Internet of Things or “IoT,’ as commonly referred to, have proliferated our culture and will continue as they acquire growing attention with functionality and ease. Their attraction is in their usefulness engendering efficiency, productivity, and an expectation of enhancing one’s fitness and along with self-awareness. The idea of IoT has brought the attention of platform designers that has replaced the smaller developers who were focused on the utility of one product’s ability to sync with a network. This aspect of growing platforms causes policy and technical concerns for liability and protecting privacy and for securing the integrity of financial transactions. The rude awakening for the NTIA is that they will find out that their paradigm is changing faster than their efforts to grasp how to address consumer privacy protection issues and business data, i.e., trade secrets.
The notion of a variety of devices being connected to a shared network, of some sort, has prodded the National Telecommunications and Information Administration (NTIA) to seek advisory comments on a variety of aspects that are related to cyber security, potential threats, and liabilities. Last month, the NTIA did just that by issuing a request for public comment (RPC). The NTIA is seeking to know what varied perspectives and circumstances that must be accounted when considering the balance of the benefits of IoT along with the foreseen and unforeseen consequences, including the shared network structural and legal challenges. NTIA is also leaning towards determining what would be government’s best role in this internet realm of evolving technology.
As it already has commented, the weak link theory in life may very well apply to this phenomenon of the IoT plethora. As is rudimentarily described, it is the network syncing of varied devices, whether its computer, router, house alarm, streaming box, mobile phone, or your home security cameras, that draws concern to eventful weak link compromising the user’s personal confidential information. The Internet is the communications vehicle among people and their varied daily used devices sought to achieve their desired function. It only takes one device synced to the user’s home network or tablet, for example, and the cyber intruder has pierced through to take control, of say, the home alarm system while the user is at work or track the user’s financial transactions.

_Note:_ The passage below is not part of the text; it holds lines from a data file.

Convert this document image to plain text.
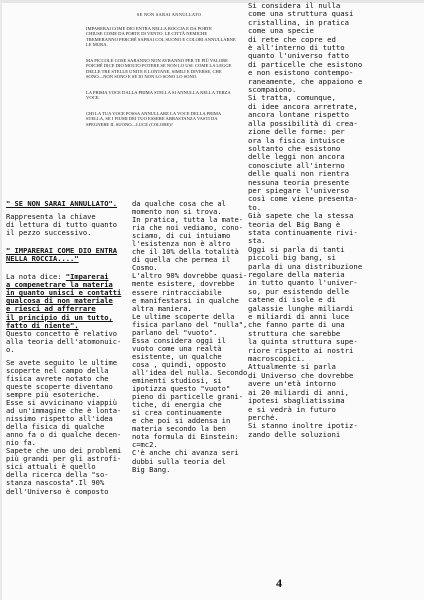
SE NON SARAI ANNULLATO
IMPARERAI COME DIO ENTRA NELLA ROCCIA E DA PORTE
CHIUSE COME DA PORTE DI VENTO. LE CITTÀ NEMICHE
TREMERANNO PERCHÉ SAPRAI COL SUONO E COLORI ANNULLARNE
LE MURA.
MA PICCOLE COSE SARANNO NON AVRANNO PER TE PIÙ VALORE
POICHÉ DICE DIO MOLTO POTERE SE NON LO USI. COME LA LEGGE
DELLE TRE STELLE UNITE E LONTANE, SIMILI E DIVERSE, CHE
SONO—NON SONO E SE IO NON LO SONO LO SONO.
LA PRIMA VOCE DALLA PRIMA STELLA SI ANNULLA NELLA TERZA
VOCE.
CHI LA TUA VOCE POSSA ANNULLARE LA VOCE DELLA PRIMA
STELLA, SE I FIUMI DEI TUO ESSERE ABBASTANZA VASTI DA
SPEGNERE IL SUONO—LUCE (COLORE)?
Si considera il nulla
come una struttura quasi
cristallina, in pratica
come una specie
di rete che copre ed
è all'interno di tutto
quanto l'universo fatto
di particelle che esistono
e non esistono contempo-
raneamente, che appaiono e
scompaiono.
Si tratta, comunque,
di idee ancora arretrate,
ancora lontane rispetto
alla possibilità di crea-
zione delle forme: per
ora la fisica intuisce
soltanto che esistono
delle leggi non ancora
conosciute all'interno
delle quali non rientra
nessuna teoria presente
per spiegare l'universo
così come viene presenta-
to.
Già sapete che la stessa
teoria del Big Bang è
stata continuamente rivi-
sta.
Oggi si parla di tanti
piccoli big bang, si
parla di una distribuzione
regolare della materia
in tutto quanto l'univer-
so, pur esistendo delle
catene di isole e di
galassie lunghe miliardi
e miliardi di anni luce
che fanno parte di una
struttura che sarebbe
la quinta struttura supe-
riore rispetto ai nostri
macroscopici.
Attualmente si parla
di Universo che dovrebbe
avere un'età intorno
ai 20 miliardi di anni,
ipotesi sbagliatissima
e si vedrà in futuro
perché.
Si stanno inoltre ipotiz-
zando delle soluzioni
" SE NON SARAI ANNULLATO".
Rappresenta la chiave
di lettura di tutto quanto
il pezzo successivo.
" IMPARERAI COME DIO ENTRA
NELLA ROCCIA...."
La nota dice: "Imparerai
a compenetrare la materia
in quanto unisci e contatti
qualcosa di non materiale
e riesci ad afferrare
il principio di un tutto,
fatto di niente".
Questo concetto è relativo
alla teoria dell'atomonuic-
o.
Se avete seguito le ultime
scoperte nel campo della
fisica avrete notato che
queste scoperte diventano
sempre più esoteriche.
Esse si avvicinano viappiù
ad un'immagine che è lonta-
nissimo rispetto all'idea
della fisica di qualche
anno fa o di qualche decen-
nio fa.
Sapete che uno dei problemi
più grandi per gli astrofi-
sici attuali è quello
della ricerca della "so-
stanza nascosta".Il 90%
dell'Universo è composto
da qualche cosa che al
momento non si trova.
In pratica, tutta la mate-
ria che noi vediamo, cono-
sciamo, di cui intuiamo
l'esistenza non è altro
che il 10% della totalità
di quella che permea il
Cosmo.
L'altro 90% dovrebbe quasi-
mente esistere, dovrebbe
essere rintracciabile
e manifestarsi in qualche
altra maniera.
Le ultime scoperte della
fisica parlano del "nulla",
parlano del "vuoto".
Essa considera oggi il
vuoto come una realtà
esistente, un qualche
cosa , quindi, opposto
all'idea del nulla. Secondo
eminenti studiosi, si
ipotizza questo "vuoto"
pieno di particelle grani-
tiche, di energia che
si crea continuamente
e che poi si addensa in
materia secondo la ben
nota formula di Einstein:
c=mc2.
C'è anche chi avanza seri
dubbi sulla teoria del
Big Bang.
4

Security of personal consumer information is a driving concern with the speed in which the technology and synchronization are actually taking place by way of cloud interface and communication. Yet the path of the industry’s evolution should raise concern for the security of commercial garnered data as well. The hopes of there being standards established are the NTIA’s expectation that IoT garnered data can be classified as consumer driven data and commercially driven data and how each should be protected. Real-time commercial data monitoring is here with scalable means for connecting items to the Internet and the ability to monitor with analytics. This will be an unexpected revelation amid the NTIA’s RPC results that will reveal the industry’s evolution embracing “IoT as a service” to the NTIA ultimately changing its paradigm.
Internet of Things as a service is the next generation of Cloud deployment and management involving interconnected network designers and device manufacturers whose input will be invaluable for logistics and policy NTIA considerations. What underscores this imperative is the direction of software IoT development evolving to enhance platforms and application program interfaces “APIs”. Together, the paradigm is certainly changing for all things considered magnifying the ability to connect devices and products to the Cloud. And so with the speed and breadth of connectivity, the NTIA will recognize inevitable increasing vulnerabilities and liabilities, swimming in the “cyber security justice” pool along with standard setting government involvement in a wave of piercing litigation.